A Labor senator has broken party ranks and called on the Prime Minister to brand Israel’s attack on the Gaza Strip genocide.
Western Australia’s Fatima Payman – Australia’s first hijab-wearing Muslim in federal parliament – issued a strong rebuke of the government’s stance on Wednesday, which is also Nakba Day.
Translating to The Catastrophe, the day marks the creation of the State of Israel in 1948, with Palestinians saying it resulted in the displacement of hundreds of thousands of people from their homes.
‘My conscience has been uneasy for far too long and I must call this out for what it is – this is a genocide and we need to stop pretending otherwise,’ Senator Payman said to reporters in Canberra on Wednesday.
‘I ask our prime minister and our fellow parliamentarians, how many international rights laws must Israel break for us to say enough?
‘How many lives does it take to call this a genocide?’
Senator Fatima Payman issued a strong rebuke of the government’s stance on the Middle East conflict. (Mick Tsikas/AAP PHOTOS)
Prime Minister Anthony Albanese has taken issue with comments made by WA senator Fatima Payman. (Mick Tsikas/AAP PHOTOS)
Israel launched a ground invasion of Gaza after the Palestinian paramilitary group Hamas – designated by Australia as a terrorist organisation – killed 1200 people and took 250 hostages in Israeli territory on October 7, according to Tel Aviv’s tallies.
Israel’s retaliatory action in Gaza has killed more than 35,000 people and injured 77,000 others, according to the Palestinian health ministry.
The United Nations special rapporteur on human rights in the occupied Palestinian territories found Israel’s military campaign since October 7 amounted to genocide.
Israel has emphatically rejected the use of the term genocide, saying its war was against Hamas militants in Gaza, not civilians, and precautions were being taken to reduce casualties.
Senator Payman called on her colleagues to support sanctions and divestment targeting Israel, plus a permanent ceasefire and the recognition of a Palestinian state.
‘From the river to the sea, Palestine will be free,’ the Afghanistan-born senator said.
Her words will likely anger Prime Minister Anthony Albanese, who has criticised the use of the phrase ‘from the river to the sea’, which many Jewish groups say is a call for expulsion of their people from Israel.
Mr Albanese said Australia continued to urge both sides to pursue a two-state solution in which both Israel and Palestine could co-exist peacefully side-by-side, and argued that any sanctions or divestments would be little more than symbolic.
‘The idea we here in Australia can determine what is happening in the Middle East is just not correct,” he said.
‘What we can do is to make our voice heard for humanitarian concerns for standing up for the fact that all lives, all innocent lives, matter whether they be Israeli or Palestinian.’

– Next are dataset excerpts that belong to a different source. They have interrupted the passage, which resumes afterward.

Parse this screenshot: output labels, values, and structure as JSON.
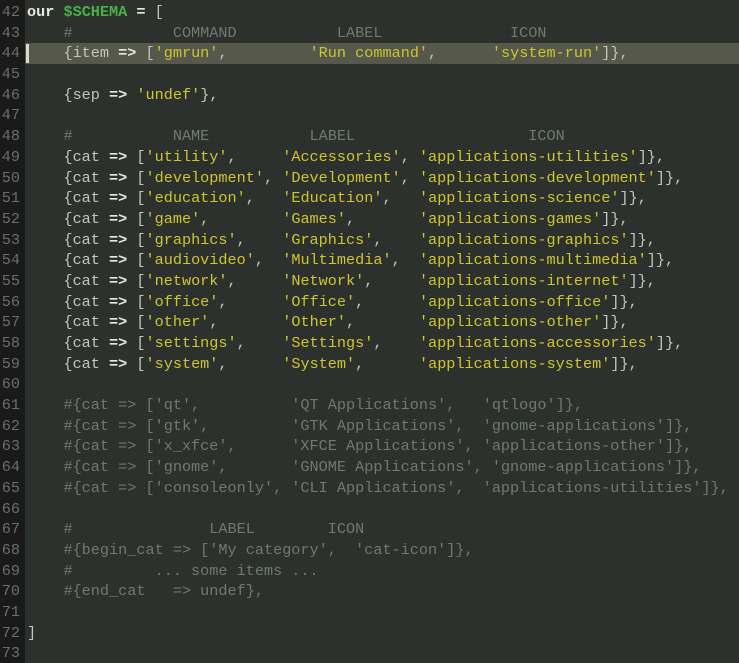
{
  "editor": {
    "current_line": "44",
    "colors": {
      "bg": "#2d312e",
      "gutter_bg": "#1a1a1a",
      "line_number": "#6b6f66",
      "default_text": "#c3c6ba",
      "keyword": "#e6e8de",
      "green_variable": "#46b246",
      "string_yellow": "#cfc52f",
      "comment": "#6f796f",
      "current_line_bg": "#55584a",
      "cursor": "#d9d9d2"
    },
    "lines": [
      {
        "num": "42",
        "segs": [
          [
            "our",
            "kw"
          ],
          [
            " ",
            ""
          ],
          [
            "$SCHEMA",
            "var"
          ],
          [
            " ",
            ""
          ],
          [
            "=",
            "kw"
          ],
          [
            " [",
            ""
          ]
        ]
      },
      {
        "num": "43",
        "segs": [
          [
            "    #           COMMAND           LABEL              ICON",
            "com"
          ]
        ]
      },
      {
        "num": "44",
        "segs": [
          [
            "    {item ",
            ""
          ],
          [
            "=>",
            "kw"
          ],
          [
            " [",
            ""
          ],
          [
            "'gmrun'",
            "str"
          ],
          [
            ",         ",
            ""
          ],
          [
            "'Run command'",
            "str"
          ],
          [
            ",      ",
            ""
          ],
          [
            "'system-run'",
            "str"
          ],
          [
            "]},",
            ""
          ]
        ]
      },
      {
        "num": "45",
        "segs": []
      },
      {
        "num": "46",
        "segs": [
          [
            "    {sep ",
            ""
          ],
          [
            "=>",
            "kw"
          ],
          [
            " ",
            ""
          ],
          [
            "'undef'",
            "str"
          ],
          [
            "},",
            ""
          ]
        ]
      },
      {
        "num": "47",
        "segs": []
      },
      {
        "num": "48",
        "segs": [
          [
            "    #           NAME           LABEL                   ICON",
            "com"
          ]
        ]
      },
      {
        "num": "49",
        "segs": [
          [
            "    {cat ",
            ""
          ],
          [
            "=>",
            "kw"
          ],
          [
            " [",
            ""
          ],
          [
            "'utility'",
            "str"
          ],
          [
            ",     ",
            ""
          ],
          [
            "'Accessories'",
            "str"
          ],
          [
            ", ",
            ""
          ],
          [
            "'applications-utilities'",
            "str"
          ],
          [
            "]},",
            ""
          ]
        ]
      },
      {
        "num": "50",
        "segs": [
          [
            "    {cat ",
            ""
          ],
          [
            "=>",
            "kw"
          ],
          [
            " [",
            ""
          ],
          [
            "'development'",
            "str"
          ],
          [
            ", ",
            ""
          ],
          [
            "'Development'",
            "str"
          ],
          [
            ", ",
            ""
          ],
          [
            "'applications-development'",
            "str"
          ],
          [
            "]},",
            ""
          ]
        ]
      },
      {
        "num": "51",
        "segs": [
          [
            "    {cat ",
            ""
          ],
          [
            "=>",
            "kw"
          ],
          [
            " [",
            ""
          ],
          [
            "'education'",
            "str"
          ],
          [
            ",   ",
            ""
          ],
          [
            "'Education'",
            "str"
          ],
          [
            ",   ",
            ""
          ],
          [
            "'applications-science'",
            "str"
          ],
          [
            "]},",
            ""
          ]
        ]
      },
      {
        "num": "52",
        "segs": [
          [
            "    {cat ",
            ""
          ],
          [
            "=>",
            "kw"
          ],
          [
            " [",
            ""
          ],
          [
            "'game'",
            "str"
          ],
          [
            ",        ",
            ""
          ],
          [
            "'Games'",
            "str"
          ],
          [
            ",       ",
            ""
          ],
          [
            "'applications-games'",
            "str"
          ],
          [
            "]},",
            ""
          ]
        ]
      },
      {
        "num": "53",
        "segs": [
          [
            "    {cat ",
            ""
          ],
          [
            "=>",
            "kw"
          ],
          [
            " [",
            ""
          ],
          [
            "'graphics'",
            "str"
          ],
          [
            ",    ",
            ""
          ],
          [
            "'Graphics'",
            "str"
          ],
          [
            ",    ",
            ""
          ],
          [
            "'applications-graphics'",
            "str"
          ],
          [
            "]},",
            ""
          ]
        ]
      },
      {
        "num": "54",
        "segs": [
          [
            "    {cat ",
            ""
          ],
          [
            "=>",
            "kw"
          ],
          [
            " [",
            ""
          ],
          [
            "'audiovideo'",
            "str"
          ],
          [
            ",  ",
            ""
          ],
          [
            "'Multimedia'",
            "str"
          ],
          [
            ",  ",
            ""
          ],
          [
            "'applications-multimedia'",
            "str"
          ],
          [
            "]},",
            ""
          ]
        ]
      },
      {
        "num": "55",
        "segs": [
          [
            "    {cat ",
            ""
          ],
          [
            "=>",
            "kw"
          ],
          [
            " [",
            ""
          ],
          [
            "'network'",
            "str"
          ],
          [
            ",     ",
            ""
          ],
          [
            "'Network'",
            "str"
          ],
          [
            ",     ",
            ""
          ],
          [
            "'applications-internet'",
            "str"
          ],
          [
            "]},",
            ""
          ]
        ]
      },
      {
        "num": "56",
        "segs": [
          [
            "    {cat ",
            ""
          ],
          [
            "=>",
            "kw"
          ],
          [
            " [",
            ""
          ],
          [
            "'office'",
            "str"
          ],
          [
            ",      ",
            ""
          ],
          [
            "'Office'",
            "str"
          ],
          [
            ",      ",
            ""
          ],
          [
            "'applications-office'",
            "str"
          ],
          [
            "]},",
            ""
          ]
        ]
      },
      {
        "num": "57",
        "segs": [
          [
            "    {cat ",
            ""
          ],
          [
            "=>",
            "kw"
          ],
          [
            " [",
            ""
          ],
          [
            "'other'",
            "str"
          ],
          [
            ",       ",
            ""
          ],
          [
            "'Other'",
            "str"
          ],
          [
            ",       ",
            ""
          ],
          [
            "'applications-other'",
            "str"
          ],
          [
            "]},",
            ""
          ]
        ]
      },
      {
        "num": "58",
        "segs": [
          [
            "    {cat ",
            ""
          ],
          [
            "=>",
            "kw"
          ],
          [
            " [",
            ""
          ],
          [
            "'settings'",
            "str"
          ],
          [
            ",    ",
            ""
          ],
          [
            "'Settings'",
            "str"
          ],
          [
            ",    ",
            ""
          ],
          [
            "'applications-accessories'",
            "str"
          ],
          [
            "]},",
            ""
          ]
        ]
      },
      {
        "num": "59",
        "segs": [
          [
            "    {cat ",
            ""
          ],
          [
            "=>",
            "kw"
          ],
          [
            " [",
            ""
          ],
          [
            "'system'",
            "str"
          ],
          [
            ",      ",
            ""
          ],
          [
            "'System'",
            "str"
          ],
          [
            ",      ",
            ""
          ],
          [
            "'applications-system'",
            "str"
          ],
          [
            "]},",
            ""
          ]
        ]
      },
      {
        "num": "60",
        "segs": []
      },
      {
        "num": "61",
        "segs": [
          [
            "    #{cat => ['qt',          'QT Applications',   'qtlogo']},",
            "com"
          ]
        ]
      },
      {
        "num": "62",
        "segs": [
          [
            "    #{cat => ['gtk',         'GTK Applications',  'gnome-applications']},",
            "com"
          ]
        ]
      },
      {
        "num": "63",
        "segs": [
          [
            "    #{cat => ['x_xfce',      'XFCE Applications', 'applications-other']},",
            "com"
          ]
        ]
      },
      {
        "num": "64",
        "segs": [
          [
            "    #{cat => ['gnome',       'GNOME Applications', 'gnome-applications']},",
            "com"
          ]
        ]
      },
      {
        "num": "65",
        "segs": [
          [
            "    #{cat => ['consoleonly', 'CLI Applications',  'applications-utilities']},",
            "com"
          ]
        ]
      },
      {
        "num": "66",
        "segs": []
      },
      {
        "num": "67",
        "segs": [
          [
            "    #               LABEL        ICON",
            "com"
          ]
        ]
      },
      {
        "num": "68",
        "segs": [
          [
            "    #{begin_cat => ['My category',  'cat-icon']},",
            "com"
          ]
        ]
      },
      {
        "num": "69",
        "segs": [
          [
            "    #         ... some items ...",
            "com"
          ]
        ]
      },
      {
        "num": "70",
        "segs": [
          [
            "    #{end_cat   => undef},",
            "com"
          ]
        ]
      },
      {
        "num": "71",
        "segs": []
      },
      {
        "num": "72",
        "segs": [
          [
            "]",
            ""
          ]
        ]
      },
      {
        "num": "73",
        "segs": []
      }
    ]
  }
}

Mr Albanese has previously said the boycott, divest and sanction movement was racist, as it targeted all Israelis and Jewish people even if they had no ties to the government and regardless of whether they supported or opposes its policies.
One Nation senator Pauline Hanson defended Israel during a Senate debate, saying Jewish people had also been displaced and faced persecution as she sported a scarf with Israel’s Star of David in the Senate chamber.
‘Talking about genocide and displacement, the Jewish people have been treated like this for centuries – thousands upon thousands of years by different races and countries,’ she said, after being told to remove the scarf because it breached the rules.
Protesters held a rally on the lawns of Parliament House as Palestine backers and an international human rights body called on the government to do more to support Gaza.